Edition : Presse de la Cité
427 pages
1999
Verdict : 7 / 10
Il y a six portes dans la ville de Londres, prétend une comptine célèbre. En voulant connaître la vérité cachée derrière ces quelques mots, Josh et Nancy, deux Américains sans histoire, plongent dans l’enfer des mondes parallèles. Ils atterrissent dans un Londres alternatif, sous la domination des Cagoulés, des fanatiques religieux punissant de mort l’hérésie.
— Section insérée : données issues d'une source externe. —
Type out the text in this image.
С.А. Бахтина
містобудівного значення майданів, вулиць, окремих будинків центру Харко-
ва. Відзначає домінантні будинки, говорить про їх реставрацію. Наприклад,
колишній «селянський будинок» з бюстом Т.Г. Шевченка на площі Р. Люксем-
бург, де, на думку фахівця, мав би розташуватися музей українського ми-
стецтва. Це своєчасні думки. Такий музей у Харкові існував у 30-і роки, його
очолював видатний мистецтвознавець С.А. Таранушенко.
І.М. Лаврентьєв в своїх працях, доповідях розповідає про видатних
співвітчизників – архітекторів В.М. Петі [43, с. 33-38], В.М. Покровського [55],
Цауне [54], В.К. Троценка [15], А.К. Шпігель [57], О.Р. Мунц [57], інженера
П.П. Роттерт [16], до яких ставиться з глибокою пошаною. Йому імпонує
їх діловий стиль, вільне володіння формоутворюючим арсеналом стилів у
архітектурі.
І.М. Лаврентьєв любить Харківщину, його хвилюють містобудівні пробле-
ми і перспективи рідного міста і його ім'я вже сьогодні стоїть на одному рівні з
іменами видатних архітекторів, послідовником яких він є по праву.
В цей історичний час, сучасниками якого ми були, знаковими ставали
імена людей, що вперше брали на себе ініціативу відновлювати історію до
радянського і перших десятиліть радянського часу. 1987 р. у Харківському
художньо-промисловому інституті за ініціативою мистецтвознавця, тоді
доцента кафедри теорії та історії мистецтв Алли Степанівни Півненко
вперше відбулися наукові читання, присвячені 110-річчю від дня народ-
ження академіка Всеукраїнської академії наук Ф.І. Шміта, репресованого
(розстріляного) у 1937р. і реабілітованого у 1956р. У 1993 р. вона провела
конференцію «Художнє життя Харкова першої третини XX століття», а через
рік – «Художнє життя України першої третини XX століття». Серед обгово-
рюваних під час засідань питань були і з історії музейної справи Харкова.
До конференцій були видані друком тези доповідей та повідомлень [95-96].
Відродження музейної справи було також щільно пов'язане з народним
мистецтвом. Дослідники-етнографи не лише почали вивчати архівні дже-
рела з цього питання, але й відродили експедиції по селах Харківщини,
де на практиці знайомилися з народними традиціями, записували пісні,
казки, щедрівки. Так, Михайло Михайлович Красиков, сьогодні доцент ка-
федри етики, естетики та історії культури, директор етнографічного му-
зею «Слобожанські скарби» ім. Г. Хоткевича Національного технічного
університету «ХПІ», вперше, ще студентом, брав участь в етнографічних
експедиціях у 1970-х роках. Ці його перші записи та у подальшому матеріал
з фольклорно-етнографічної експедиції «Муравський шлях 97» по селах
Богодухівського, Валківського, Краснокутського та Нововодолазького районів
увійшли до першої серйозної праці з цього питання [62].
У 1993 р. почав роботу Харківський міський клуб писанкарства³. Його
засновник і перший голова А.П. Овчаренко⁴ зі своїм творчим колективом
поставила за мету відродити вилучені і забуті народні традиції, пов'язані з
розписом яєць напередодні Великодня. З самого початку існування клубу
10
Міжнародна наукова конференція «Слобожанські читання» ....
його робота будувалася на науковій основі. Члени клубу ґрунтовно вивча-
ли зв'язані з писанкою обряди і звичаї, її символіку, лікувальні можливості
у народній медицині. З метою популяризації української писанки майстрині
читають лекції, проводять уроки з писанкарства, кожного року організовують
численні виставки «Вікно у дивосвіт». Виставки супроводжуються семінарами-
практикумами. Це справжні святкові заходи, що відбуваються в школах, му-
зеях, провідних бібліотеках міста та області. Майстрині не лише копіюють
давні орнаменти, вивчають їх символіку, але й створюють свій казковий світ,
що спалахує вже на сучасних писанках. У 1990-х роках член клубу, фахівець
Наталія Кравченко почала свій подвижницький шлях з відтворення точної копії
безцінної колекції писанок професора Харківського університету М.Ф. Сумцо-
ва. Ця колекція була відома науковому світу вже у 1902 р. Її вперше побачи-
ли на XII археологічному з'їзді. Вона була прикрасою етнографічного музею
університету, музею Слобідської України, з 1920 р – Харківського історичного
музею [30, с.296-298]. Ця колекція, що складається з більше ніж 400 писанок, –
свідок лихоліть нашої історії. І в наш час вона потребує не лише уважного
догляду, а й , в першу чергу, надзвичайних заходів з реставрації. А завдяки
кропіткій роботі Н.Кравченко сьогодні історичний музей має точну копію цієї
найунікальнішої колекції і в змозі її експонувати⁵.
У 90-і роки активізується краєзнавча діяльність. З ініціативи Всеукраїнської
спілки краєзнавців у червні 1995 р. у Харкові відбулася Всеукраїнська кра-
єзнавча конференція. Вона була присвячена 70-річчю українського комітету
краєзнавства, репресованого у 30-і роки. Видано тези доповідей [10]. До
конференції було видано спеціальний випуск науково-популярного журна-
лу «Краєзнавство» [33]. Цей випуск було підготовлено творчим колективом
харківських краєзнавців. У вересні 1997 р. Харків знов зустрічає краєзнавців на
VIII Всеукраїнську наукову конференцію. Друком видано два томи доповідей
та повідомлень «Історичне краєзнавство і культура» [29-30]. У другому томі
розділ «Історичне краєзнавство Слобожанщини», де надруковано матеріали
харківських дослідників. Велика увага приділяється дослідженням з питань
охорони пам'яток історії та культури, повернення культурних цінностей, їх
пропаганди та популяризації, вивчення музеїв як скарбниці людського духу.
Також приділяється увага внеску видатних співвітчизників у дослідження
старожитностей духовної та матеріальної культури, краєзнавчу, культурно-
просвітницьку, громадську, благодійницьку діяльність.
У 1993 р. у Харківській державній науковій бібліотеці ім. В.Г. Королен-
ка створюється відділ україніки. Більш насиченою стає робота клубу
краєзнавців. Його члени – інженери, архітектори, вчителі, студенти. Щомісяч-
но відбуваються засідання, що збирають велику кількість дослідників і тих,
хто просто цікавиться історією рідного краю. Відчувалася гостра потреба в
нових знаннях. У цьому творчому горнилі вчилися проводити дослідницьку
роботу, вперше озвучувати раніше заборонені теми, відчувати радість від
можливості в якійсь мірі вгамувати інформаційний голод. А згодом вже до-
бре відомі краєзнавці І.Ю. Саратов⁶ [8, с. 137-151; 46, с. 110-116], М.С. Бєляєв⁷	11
Masterton, depuis le milieu des années 90, tente d’élargir son lectorat. Ce n’est un secret pour personne. Ses intrigues délaissent les éléments ayant jadis assuré sa réputation (sexe, sang, démons, atrocités diverses) pour privilégier les scénarios grand public. Stephen King ou Dean Koontz n’aurait pas pu écrire "Transe de Mort" ou "Rituel de Chair". Par contre, ils auraient certainement pu signer ce roman.
L’horreur y est limitée à une portion si congrue que l’on se situe davantage dans le fantastique pur, pour ne pas dire la fantasy. Mieux vaut être prévenu. Au niveau du style et de la construction littéraire, on retrouve les tics et défauts du romancier. Tout d’abord une acceptation totalement invraisemblable du surnaturel : une vieille femme mumure une comptine, une médium vous offre une séance gratuite et vous êtes prêt à croire à l’occulte, aux mondes parallèles, aux esprits, etc. Scully où es tu ?
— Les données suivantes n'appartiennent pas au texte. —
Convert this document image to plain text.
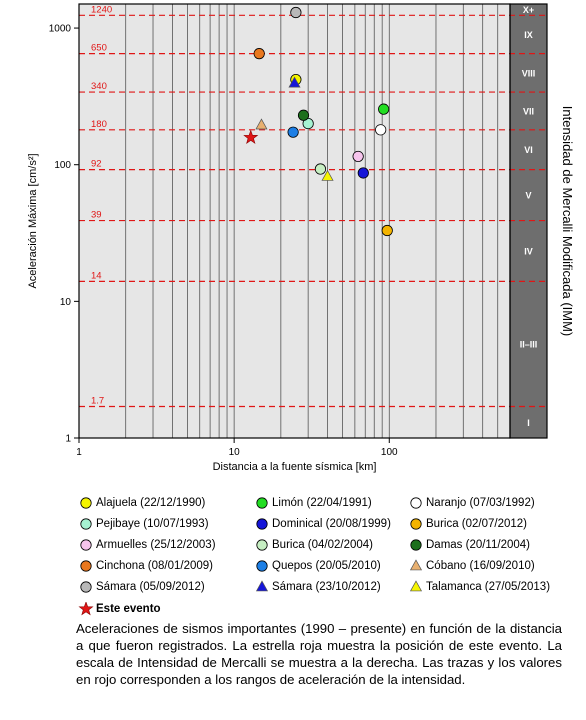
I
II–III
IV
V
VI
VII
VIII
IX
X+
1.7
14
39
92
180
340
650
1240
1	10	100
1
10
100
1000
Distancia a la fuente sísmica [km]
Aceleración Máxima [cm/s²]	Intensidad de Mercalli Modificada (IMM)
Alajuela (22/12/1990)
Pejibaye (10/07/1993)
Armuelles (25/12/2003)
Cinchona (08/01/2009)
Sámara (05/09/2012)
Limón (22/04/1991)
Dominical (20/08/1999)
Burica (04/02/2004)
Quepos (20/05/2010)
Sámara (23/10/2012)
Naranjo (07/03/1992)
Burica (02/07/2012)
Damas (20/11/2004)
Cóbano (16/09/2010)
Talamanca (27/05/2013)
Este evento
Aceleraciones de sismos importantes (1990 – presente) en función de la distancia a que fueron registrados. La estrella roja muestra la posición de este evento. La escala de Intensidad de Mercalli se muestra a la derecha. Las trazas y los valores en rojo corresponden a los rangos de aceleración de la intensidad.
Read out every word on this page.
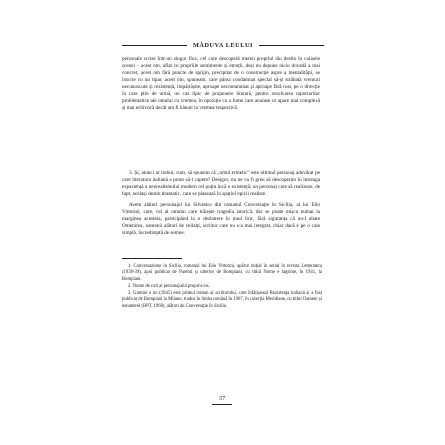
MĂDUVA LEULUI

personale scrise într-un singur flux, cel care descoperă mereu propriul tău destin în culisele scenei – acest om, aflat cu propriile sentimente și emoții, deși nu depune nicio dovadă a mai concret, acest om fără puncte de sprijin, precipitat de o construcție aspre a mentalității, se înscrie cu un tipar, acest om, spuneam, care părea condamnat special să-și străbată vremuri necunoscute și rezistență, împărtășite, aproape necontaminat și aproape fără rost, pe o direcție în care plin de urmă, un caz tipic de propunere literară, pentru rezolvarea raporturilor problematice ale omului cu vremea, în opoziție cu o lume care anulase ce apare mai complexă și mai echivocă decât am fi bănuit la vremea respectivă.

3. Și, atunci ar trebui, cum, să spunem că „omul ermetic” este ultimul personaj adevărat pe care literatura italiană a putut să-l capete? Desigur, nu ne va fi greu să descoperim în întreaga experiență a neorealismului modern cel puțin încă o existență, un personaj care să realizeze, de fapt, același destin dramatic, care se plasează în spațiul epicii realiste.

Avem alături personajul lui Silvestro din romanul Conversație în Sicilia, al lui Elio Vittorini, care, cel al omului care trăiește tragedia istorică, dar se poate mișca numai la marginea acesteia, participând la o dezbatere în mod liric, fără siguranța că nu-l abate Omenirea, oamenii alături de ceilalți, scriitor care nu s-a mai integrat, chiar dacă e pe o cale simplă, încredințată de semne.

1. Conversazione in Sicilia, romanul lui Elio Vittorini, apărut inițial în serial în revista Letteratura (1938-39), apoi publicat de Parenti și ulterior de Bompiani, cu titlul Nome e lagrime, în 1941, la Bompiani.

2. Nume de cult al personajului propriu-zis.

3. Uomini e no (1945) este primul roman al scriitorului, care înfățișează Rezistența italiană și a fost publicat de Bompiani la Milano, tradus în limba română în 1967, în colecția Meridiane, cu titlul Oameni și neoameni (BPT, 1968), alături de Conversație în Sicilia.

37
Autre défaut coutumier : un rythme haletant mais parfois mal équilibré. Certains passages sont ainsi peu développés, voire expédiés. Même si il utilise la technique éprouvée du découpage de l’action en chapitres parallèles afin de faire monter le suspense, Masterton n’arrive toujours pas à donner à l’intrigue une conclusion valable. 400 pages denses et riches pour aboutir à un final bâclé où tout se résout en une minute, cela paraît facile. Mais l’écrivain se repose souvent sur ce genre de facilité et on peut, une fois de plus, le déplorer.
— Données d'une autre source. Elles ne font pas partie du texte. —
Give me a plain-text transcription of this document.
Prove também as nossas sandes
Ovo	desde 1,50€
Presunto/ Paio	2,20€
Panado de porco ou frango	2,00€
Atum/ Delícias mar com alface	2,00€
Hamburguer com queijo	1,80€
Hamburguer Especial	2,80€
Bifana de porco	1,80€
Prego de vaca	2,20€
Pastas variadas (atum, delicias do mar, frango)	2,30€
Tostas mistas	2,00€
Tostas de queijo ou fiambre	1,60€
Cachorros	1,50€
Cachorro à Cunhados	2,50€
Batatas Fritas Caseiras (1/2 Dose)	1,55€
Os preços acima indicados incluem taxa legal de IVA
Sinon, comme d’habitude, le métier impressionne et le bouquin se lit quasi d’une traite : dès sa lecture entamée, on ne parvient plus à le lâcher.
On attend le jour où Masterton prendra un peu plus de temps pour présenter ses personnages (certains sont clichés à souhait) et s’appliquera à écrire une conclusion à la hauteur de l’intrigue développée.
Mais on regrette de ne pas retrouver la puissance évocatrice et la barbarie sanglante de ses œuvres des eighties comme les inégalés "Portrait du Mal", "Démon des Morts", "Démences" ou "Tengu".
Bien ficelé mais un brin décevant, donc, ces Gardiens de la Porte assure néanmoins de belles heures d’évasion.